Apparently, councils are preying on the vulnerable by increasing the charges made for services such as meals on wheels, burials and cremations.  No councillor gets elected on the promise of cutting services, or of screwing the taxpayer for as much money as possible and given the choice, most of us would prefer to reduce the cost of any service the public values.  However, when confronted with a mad fat man in a hurry, whose only priority is to punish local government and grab media headlines whilst doing so, council’s are left with little choice.

Those with access to any of the local government range of publications and in particular the Local Government Chronicle (LCG), would have read numerous articles, written by all manner of so-called experts and informed commentators, some of them from within the government, encouraging councils to be more innovative in the way they raise revenue, with trading and charges being at the top of the list of must do’s.  Trading takes time and money to set up, but increasing charges for services doesn’t.  Desperate people do desperate things and so do desperate councils.

For Sale – One Green and Pleasant Land

Much loved and well cared for over many generations, but now no longer needed because the custodians believe that they have the right to flog it off to pay some bills.

Maintaining the finest traditions of previous Tory Governments, most notably that of Margaret Thatcher, it now seems that our national woodlands and forests are now anybody’s for the taking.

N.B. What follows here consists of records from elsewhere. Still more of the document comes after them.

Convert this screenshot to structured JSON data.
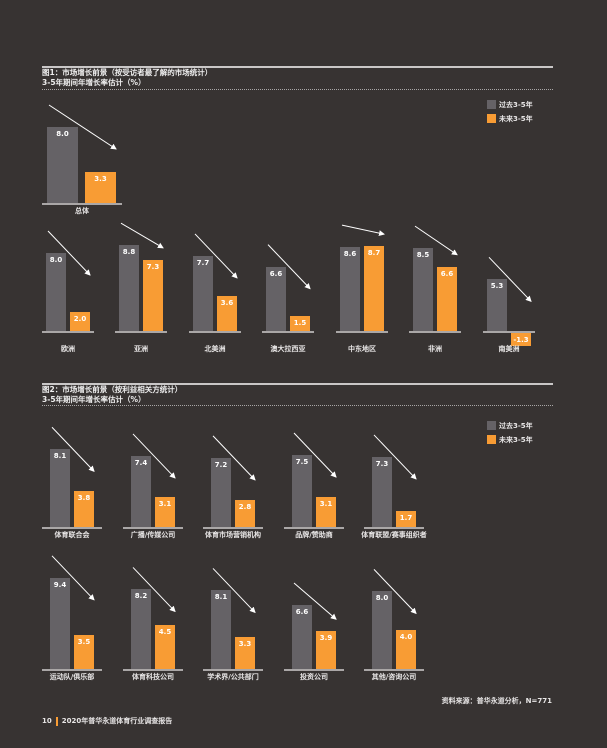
{
  "colors": {
    "background": "#373332",
    "past": "#656266",
    "future": "#f89c34"
  },
  "legend": {
    "past": "过去3-5年",
    "future": "未来3-5年"
  },
  "chart_data": [
    {
      "type": "bar",
      "title": "图1：市场增长前景（按受访者最了解的市场统计）",
      "subtitle": "3-5年期间年增长率估计（%）",
      "series_names": [
        "过去3-5年",
        "未来3-5年"
      ],
      "groups": [
        {
          "category": "总体",
          "past": 8.0,
          "future": 3.3
        },
        {
          "category": "欧洲",
          "past": 8.0,
          "future": 2.0
        },
        {
          "category": "亚洲",
          "past": 8.8,
          "future": 7.3
        },
        {
          "category": "北美洲",
          "past": 7.7,
          "future": 3.6
        },
        {
          "category": "澳大拉西亚",
          "past": 6.6,
          "future": 1.5
        },
        {
          "category": "中东地区",
          "past": 8.6,
          "future": 8.7
        },
        {
          "category": "非洲",
          "past": 8.5,
          "future": 6.6
        },
        {
          "category": "南美洲",
          "past": 5.3,
          "future": -1.3
        }
      ]
    },
    {
      "type": "bar",
      "title": "图2：市场增长前景（按利益相关方统计）",
      "subtitle": "3-5年期间年增长率估计（%）",
      "series_names": [
        "过去3-5年",
        "未来3-5年"
      ],
      "groups": [
        {
          "category": "体育联合会",
          "past": 8.1,
          "future": 3.8
        },
        {
          "category": "广播/传媒公司",
          "past": 7.4,
          "future": 3.1
        },
        {
          "category": "体育市场营销机构",
          "past": 7.2,
          "future": 2.8
        },
        {
          "category": "品牌/赞助商",
          "past": 7.5,
          "future": 3.1
        },
        {
          "category": "体育联盟/赛事组织者",
          "past": 7.3,
          "future": 1.7
        },
        {
          "category": "运动队/俱乐部",
          "past": 9.4,
          "future": 3.5
        },
        {
          "category": "体育科技公司",
          "past": 8.2,
          "future": 4.5
        },
        {
          "category": "学术界/公共部门",
          "past": 8.1,
          "future": 3.3
        },
        {
          "category": "投资公司",
          "past": 6.6,
          "future": 3.9
        },
        {
          "category": "其他/咨询公司",
          "past": 8.0,
          "future": 4.0
        }
      ]
    }
  ],
  "source": "资料来源：普华永道分析，N=771",
  "footer": {
    "page": "10",
    "report": "2020年普华永道体育行业调查报告"
  }
}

Note I said custodians above, because that’s what the government is, the custodians on behalf of the nation, not the owners, with the right to dispose of them as they fancy.  As with so many politicians past and present, they seem to see the cross in the box on a ballot paper as a mandate to do what the hell they like, when the hell they like.

Reading today’s newspapers, it seem  100 plus prominent people have written to government, voicing their outrage at this latest proposal to sell off the family silver, or more accurately, to sell off the land of our children and their childrens’ children.

As prominent as these 100 people might be, unless millions of ordinary folk tell this government exactly what they think of this proposal, I suspect their words will be just that –words.

Given that the probable figure to be raised will be no more £100m, yet again one is forced to ask the most obvious of questions – why damage the homeland, whilst continuing to squander taxpayers’ money on that piece of political vanity called the overseas aid budget?

Britain’s overseas aid budget is not just ring-fenced at £6 billion; it will grow — by 2013 it should reach £9 billion. The Tories agreed this whilst in opposition, supporting Labour’s target of increasing the aid budget to a level equal to 0.7 per cent of GDP.

It’s bad enough to squander our hard earned money on this badly managed and allegedly often plunder fund in times of plenty.  To do it when our own people are suffering rocketing household bills, job losses and service cuts, as well as selling off assets such as our national forests and woodlands, in a bloody disgrace – shame on you My Cameron.